Directed by John Mackenzie
Starring Stephen Petcher, Lesley Dunlop, Charles Bolton, Myra Frances, Andrew Byatt, Veronica Quilligan, Ken Hutchison
BFI (DVD) (UK R2 PAL)
First of all, in case you were wondering, a "redshift" is a physics term for an object's increased wavelength, be it a sound or even a galaxy appearing to change as it approaches or recedes. It's a catchy title for this fascinating BBC mixture of sci-fi and fantasy originally aired in 1978 as part of the series Play for Today, adapted from a novel by Alan Garner (perhaps most famous as author of The Owl Service).
The redshift here relates mostly to Tom (Petcher, a dead ringer for a young Michael Sheen), an astronomy student saddened by the imminent departure of his girlfriend, Jan (Dunlop).

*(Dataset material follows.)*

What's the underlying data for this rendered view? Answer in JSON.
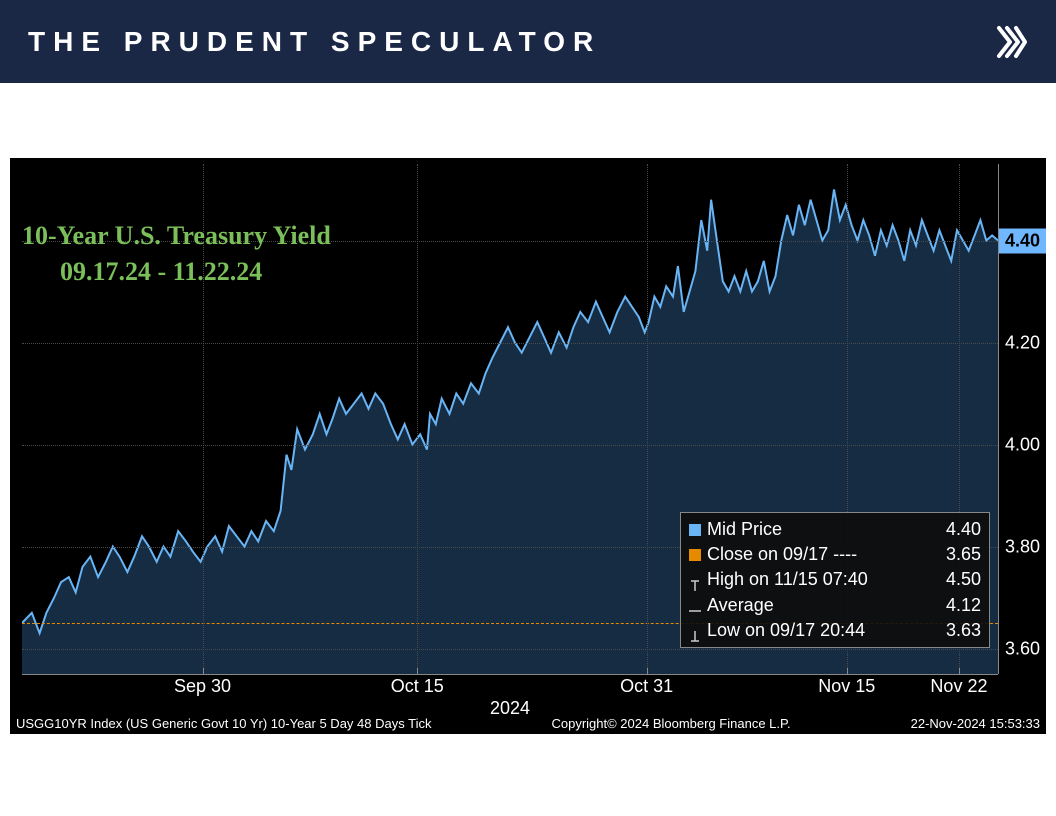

While out for an afternoon in the Cheshire countryside, they discover a path through a desolate village, Barthomley, eventually leading to a mysterious hill called Mow Cop marked by a decaying tower. There they discover an ancient axe head made of stone wedged into the stone and choose it as a symbol of their bond -- which may not be as strong as they think. Their experience triggers two other interweaving stories about young people caught in the forces of history: in the era of Roman Britain, unofficial leader Logan (Hutchison) guides a group of deserting soldiers through the same area and contends with the unstable but physically useful abilities of Macey (Byatt) and an unnamed mystical girl (Lisztomania's Quilligan); and during the English Civil War, Thomas (Bolton) and Madge (Frances) are torn apart by his inexplicable psychic fits (which seem to be tied to the other two time periods after he finds the same axe head) and the provocation of the locals including her ex-suitor.
Red Shift is especially interesting today as an ambitious, rewarding TV work by Scottish filmmaker John Mackenzie, who started off working for Ken Loach and directed the superb, undervalued thriller Unman, Wittering and Zigo in 1971. Today he's best known as the director of the 1980 crime classic The Long Good Friday, and his sure hand is in evidence here as he makes a sprawling, challenging narrative compress nicely into an hour and a half. Most of the actors are familiar from TV fare of the era, with Hutchison (Straw Dogs) perhaps standing out the most the same year he starred as Heathcliff in the solid BBC miniseries version of Wuthering Heights.
For its home video debut, the BFI presents the film in an impressive 1.33:1 transfer on DVD with sharp detail given the usual film stock the BBC employed at the time. Thankfully the original 16mm film elements were used rather than the videotape copy used for broadcast, which means this restored version is substantially more impressive than what was seen by viewers in 1978. The audio is also very clear with optional English subtitles, and a trio of solid video extras have been added as well. 1972's "One Pair of Eyes: Alan Garner - All Systems Go" is a fascinating 40-minute interview with the author and a good overview of his career at the time, rendered in an appropriately odd and dreamy style. A new 5-minute interview with first assistant director Bob Jacobs and film editor Oliver White covers some of the basics of shooting on location in Cheshire and weaving together the three different timelines, while 1980's "Spirit of Cheshire" offers a 20-minute tour of the area with a Rolls-Royce Silver Ghost (voiced by the great Michael Hordern, of all people) offering a framing device. The package also includes the usual robust booklet with new essays by David Rolinson (who thoroughly covers the film's history , source novel, and color symbolism), Michael Brooke (a Garner bio), a brief new piece by Garner about the novel's inspiration, Sergio Angelini (a Mackenzie bio), and Paul Vanezis and James Blackford (notes on the bonus features).